Kargo firmasında görevliymiş, bizim İstanbul'daki çocuk ve İzmir'deki arkadaşı kırk defa sorunca bu bey "ne paketi bu" diye sinirlenmiş. Hikayeyi duyunca ( bu arada yazarken bile komik geliyor, neticede bir eşofman ve bir şapka) "yetiştiririz" demiş...Paket dağıtım deposundan çıkmış ve az önce  Karşıyaka'ya göndermişler...

Teşekkür ediyorum.
"Rica ederim, biz de Fenerbahçeliyiz" diyor...

Metin bey kalp hastası, bu trafiği anlatıp anlatmamak arasında gidip gelirken, kapı çalınıyor Metin bey bize geliyor ! Sessizce beklemeye başlıyoruz...

1-2 saat sonra tanımadığım bir cep telefonu arıyor.
Bir genç "şu anda paketi teslim ettim teyzeye" diyor...
Rahatlıyoruz...

Ardından sırasıyla, hikayede kargo firmasından kimin adı geçtiyse arayıp "paketin teslim edildiğini" söylüyorlar...

O yaz Fenerbahçe şampiyon oluyor...
Metin beyin yeğeni teşekkür ediyor...

Not : O Kargo firması rakip bir takıma sponsor olduğu için artık kullanmıyorum ve bu konuda bazen kendimi kötü hissediyorum..

Not-2 : "Fenerbahçeli olmak ne güzel bir şey" şarkısı çok güzel

Not:-3 : Kar yağınca İstanbul'da ana arterler açık oluyor :)

5 yorum:

Unknown dedi ki...

Ağladım,ağlayacağım

Adsız dedi ki...

Kelimelerin insanın boğazında düğümlendiği bir an yaşattı bu yazı bana.

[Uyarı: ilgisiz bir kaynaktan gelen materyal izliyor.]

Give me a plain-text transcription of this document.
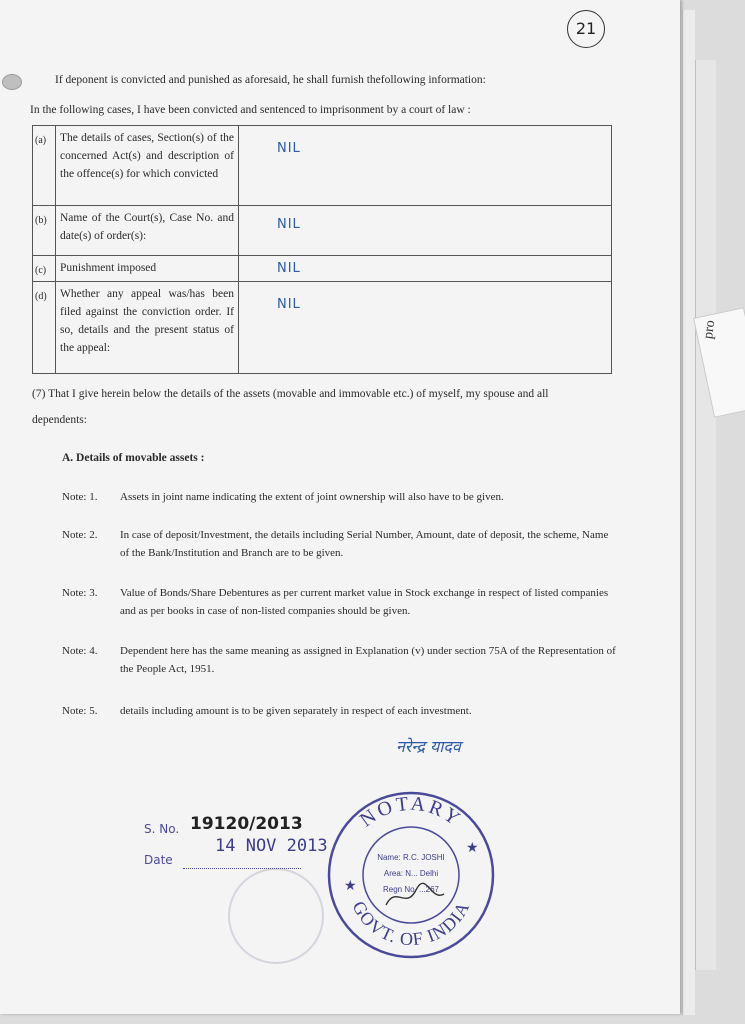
pro
21
If deponent is convicted and punished as aforesaid, he shall furnish thefollowing information:
In the following cases, I have been convicted and sentenced to imprisonment by a court of law :
(a)	The details of cases, Section(s) of the concerned Act(s) and description of the offence(s) for which convicted	NIL

(b)	Name of the Court(s), Case No. and date(s) of order(s):	NIL

(c)	Punishment imposed	NIL

(d)	Whether any appeal was/has been filed against the conviction order. If so, details and the present status of the appeal:	NIL
(7) That I give herein below the details of the assets (movable and immovable etc.) of myself, my spouse and all
dependents:
A. Details of movable assets :
Note: 1.	Assets in joint name indicating the extent of joint ownership will also have to be given.
Note: 2.	In case of deposit/Investment, the details including Serial Number, Amount, date of deposit, the scheme, Name of the Bank/Institution and Branch are to be given.
Note: 3.	Value of Bonds/Share Debentures as per current market value in Stock exchange in respect of listed companies and as per books in case of non-listed companies should be given.
Note: 4.	Dependent here has the same meaning as assigned in Explanation (v) under section 75A of the Representation of the People Act, 1951.
Note: 5.	details including amount is to be given separately in respect of each investment.
नरेन्द्र यादव
S. No. 19120/2013
14 NOV 2013
Date
NOTARY
GOVT. OF INDIA
★
★
Name: R.C. JOSHI
Area: N... Delhi
Regn No. ...267
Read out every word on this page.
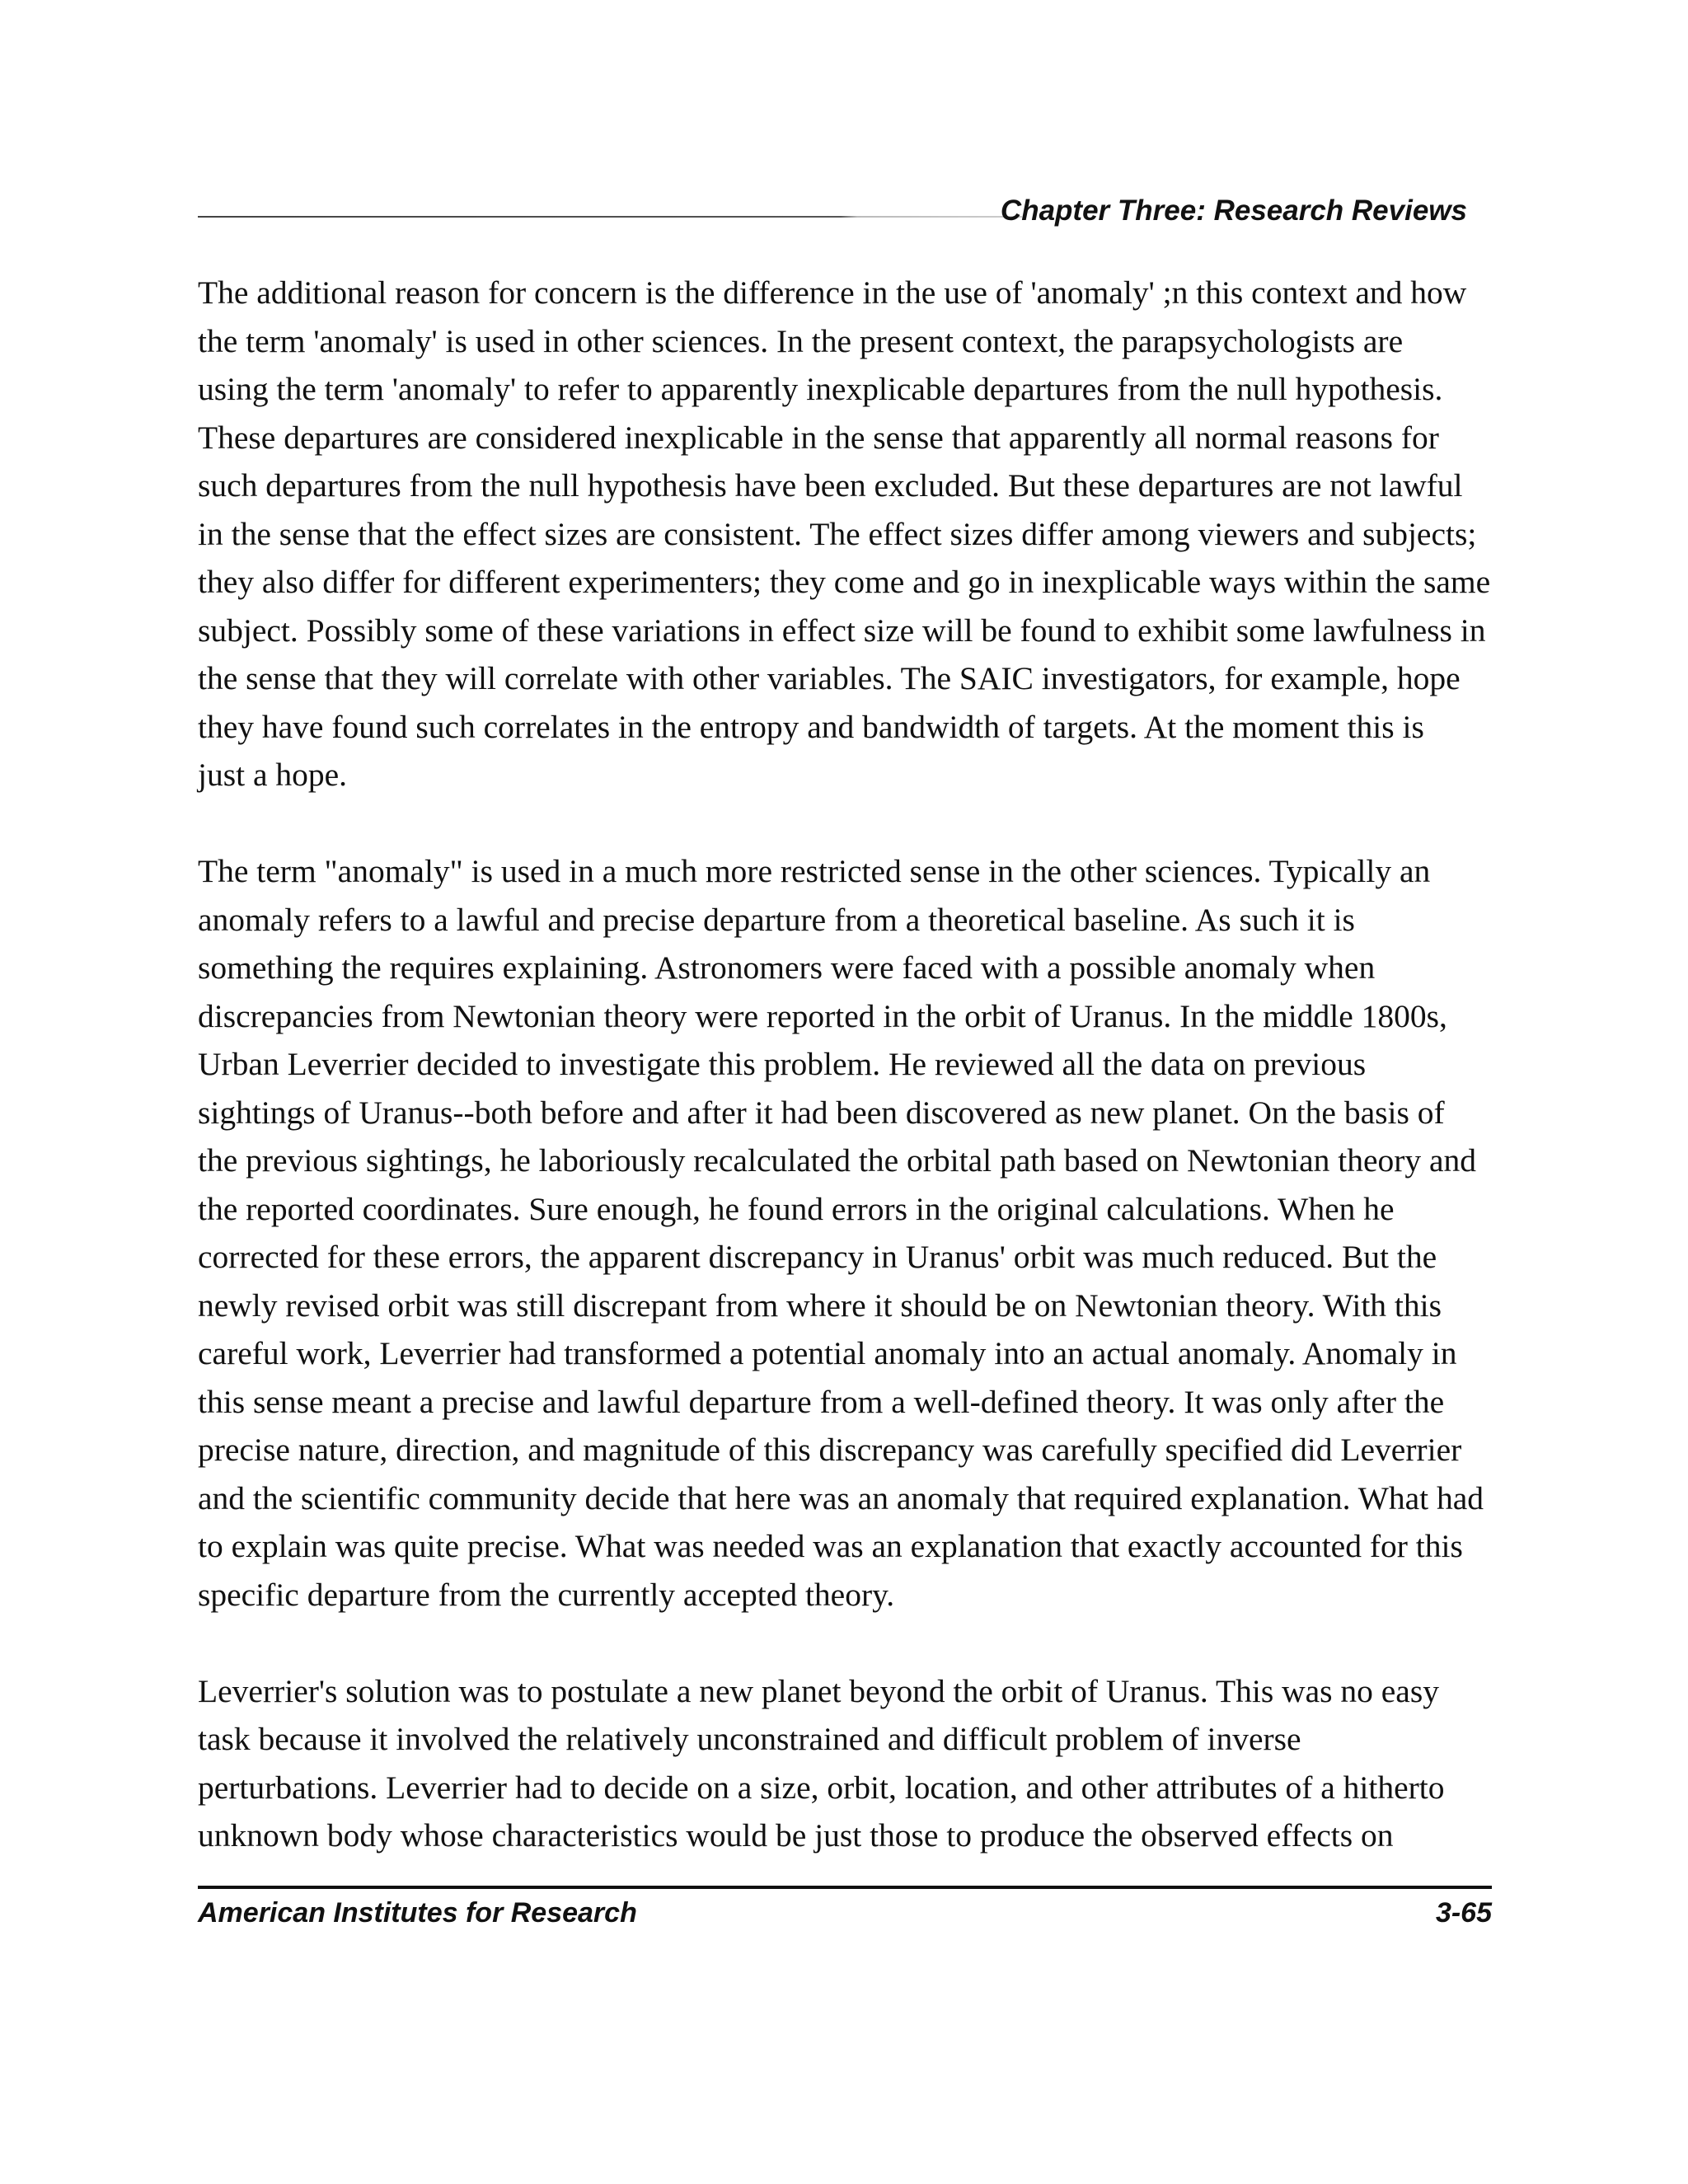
Chapter Three: Research Reviews

The additional reason for concern is the difference in the use of 'anomaly' ;n this context and how
the term 'anomaly' is used in other sciences. In the present context, the parapsychologists are
using the term 'anomaly' to refer to apparently inexplicable departures from the null hypothesis.
These departures are considered inexplicable in the sense that apparently all normal reasons for
such departures from the null hypothesis have been excluded. But these departures are not lawful
in the sense that the effect sizes are consistent. The effect sizes differ among viewers and subjects;
they also differ for different experimenters; they come and go in inexplicable ways within the same
subject. Possibly some of these variations in effect size will be found to exhibit some lawfulness in
the sense that they will correlate with other variables. The SAIC investigators, for example, hope
they have found such correlates in the entropy and bandwidth of targets. At the moment this is
just a hope.

The term "anomaly" is used in a much more restricted sense in the other sciences. Typically an
anomaly refers to a lawful and precise departure from a theoretical baseline. As such it is
something the requires explaining. Astronomers were faced with a possible anomaly when
discrepancies from Newtonian theory were reported in the orbit of Uranus. In the middle 1800s,
Urban Leverrier decided to investigate this problem. He reviewed all the data on previous
sightings of Uranus--both before and after it had been discovered as new planet. On the basis of
the previous sightings, he laboriously recalculated the orbital path based on Newtonian theory and
the reported coordinates. Sure enough, he found errors in the original calculations. When he
corrected for these errors, the apparent discrepancy in Uranus' orbit was much reduced. But the
newly revised orbit was still discrepant from where it should be on Newtonian theory. With this
careful work, Leverrier had transformed a potential anomaly into an actual anomaly. Anomaly in
this sense meant a precise and lawful departure from a well-defined theory. It was only after the
precise nature, direction, and magnitude of this discrepancy was carefully specified did Leverrier
and the scientific community decide that here was an anomaly that required explanation. What had
to explain was quite precise. What was needed was an explanation that exactly accounted for this
specific departure from the currently accepted theory.

Leverrier's solution was to postulate a new planet beyond the orbit of Uranus. This was no easy
task because it involved the relatively unconstrained and difficult problem of inverse
perturbations. Leverrier had to decide on a size, orbit, location, and other attributes of a hitherto
unknown body whose characteristics would be just those to produce the observed effects on

American Institutes for Research	3-65
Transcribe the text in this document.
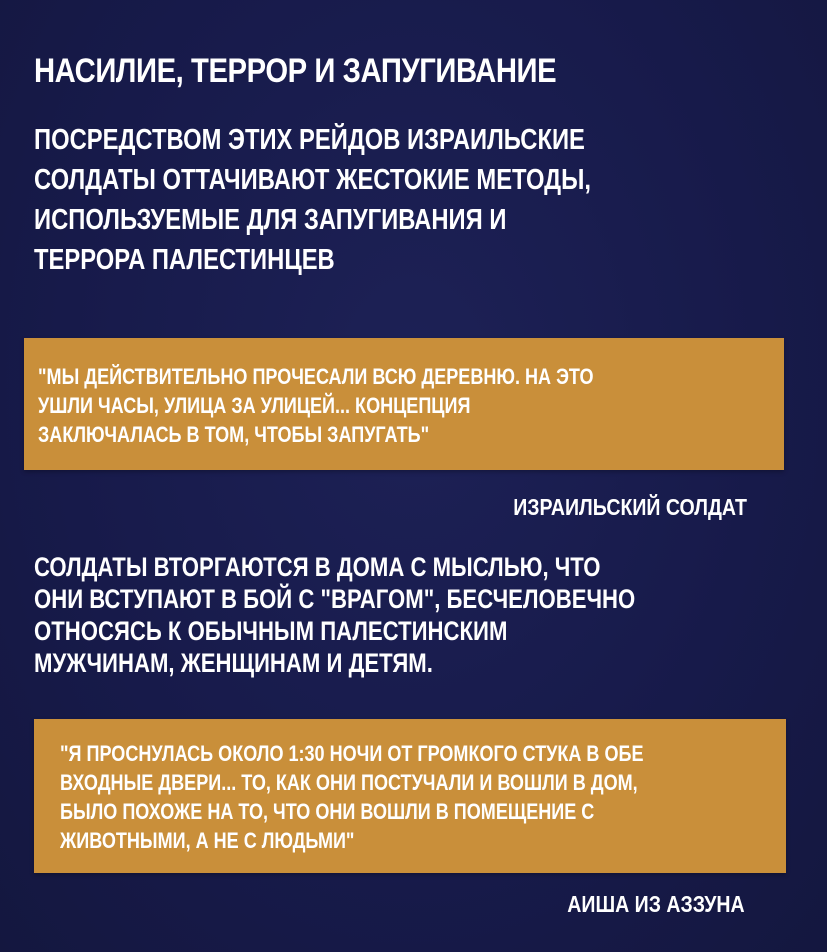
НАСИЛИЕ, ТЕРРОР И ЗАПУГИВАНИЕ
ПОСРЕДСТВОМ ЭТИХ РЕЙДОВ ИЗРАИЛЬСКИЕ
СОЛДАТЫ ОТТАЧИВАЮТ ЖЕСТОКИЕ МЕТОДЫ,
ИСПОЛЬЗУЕМЫЕ ДЛЯ ЗАПУГИВАНИЯ И
ТЕРРОРА ПАЛЕСТИНЦЕВ
"МЫ ДЕЙСТВИТЕЛЬНО ПРОЧЕСАЛИ ВСЮ ДЕРЕВНЮ. НА ЭТО
УШЛИ ЧАСЫ, УЛИЦА ЗА УЛИЦЕЙ... КОНЦЕПЦИЯ
ЗАКЛЮЧАЛАСЬ В ТОМ, ЧТОБЫ ЗАПУГАТЬ"
ИЗРАИЛЬСКИЙ СОЛДАТ
СОЛДАТЫ ВТОРГАЮТСЯ В ДОМА С МЫСЛЬЮ, ЧТО
ОНИ ВСТУПАЮТ В БОЙ С "ВРАГОМ", БЕСЧЕЛОВЕЧНО
ОТНОСЯСЬ К ОБЫЧНЫМ ПАЛЕСТИНСКИМ
МУЖЧИНАМ, ЖЕНЩИНАМ И ДЕТЯМ.
"Я ПРОСНУЛАСЬ ОКОЛО 1:30 НОЧИ ОТ ГРОМКОГО СТУКА В ОБЕ
ВХОДНЫЕ ДВЕРИ... ТО, КАК ОНИ ПОСТУЧАЛИ И ВОШЛИ В ДОМ,
БЫЛО ПОХОЖЕ НА ТО, ЧТО ОНИ ВОШЛИ В ПОМЕЩЕНИЕ С
ЖИВОТНЫМИ, А НЕ С ЛЮДЬМИ"
АИША ИЗ АЗЗУНА
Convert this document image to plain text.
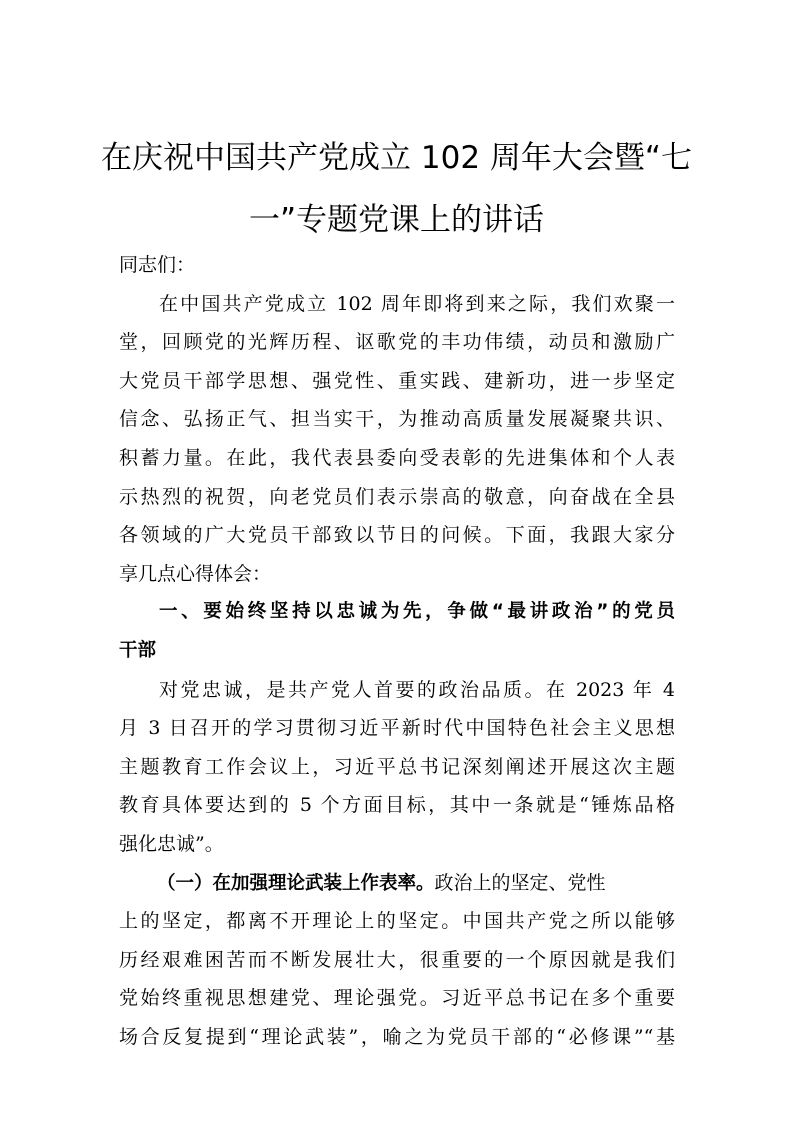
在庆祝中国共产党成立 102 周年大会暨“七
一”专题党课上的讲话
同志们：
在中国共产党成立 102 周年即将到来之际，我们欢聚一
堂，回顾党的光辉历程、讴歌党的丰功伟绩，动员和激励广
大党员干部学思想、强党性、重实践、建新功，进一步坚定
信念、弘扬正气、担当实干，为推动高质量发展凝聚共识、
积蓄力量。在此，我代表县委向受表彰的先进集体和个人表
示热烈的祝贺，向老党员们表示崇高的敬意，向奋战在全县
各领域的广大党员干部致以节日的问候。下面，我跟大家分
享几点心得体会：
一、要始终坚持以忠诚为先，争做“最讲政治”的党员
干部
对党忠诚，是共产党人首要的政治品质。在 2023 年 4
月 3 日召开的学习贯彻习近平新时代中国特色社会主义思想
主题教育工作会议上，习近平总书记深刻阐述开展这次主题
教育具体要达到的 5 个方面目标，其中一条就是“锤炼品格
强化忠诚”。
（一）在加强理论武装上作表率。政治上的坚定、党性
上的坚定，都离不开理论上的坚定。中国共产党之所以能够
历经艰难困苦而不断发展壮大，很重要的一个原因就是我们
党始终重视思想建党、理论强党。习近平总书记在多个重要
场合反复提到“理论武装”，喻之为党员干部的“必修课”“基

Fenerbahçeli olmak ne güzel bir şey

Adsız dedi ki...

Hikayenin ve Fenerbahçeliligin, takimdasligin güzelliginin tartışılmaz olduğu sıcacık bir ani.. Ancak Daum'un hiç maçlarda EŞOFMAN giymesi tartışılmışmiydi ? :)

Adsız dedi ki...

Gurur duyuyorum FENERBAHÇE sevgisi nelere kadir helal olsun herkese ve bu sevgiyi bizlere yaşatan tüm FENER sevdalılarına..

obudak dedi ki...

Bozkurt üstad kaleminize, yüreğinize sağlık. O anları biz de yaşadık, biz de duygulandık. Fenerbahçe bağlılığı böyle birşey işte...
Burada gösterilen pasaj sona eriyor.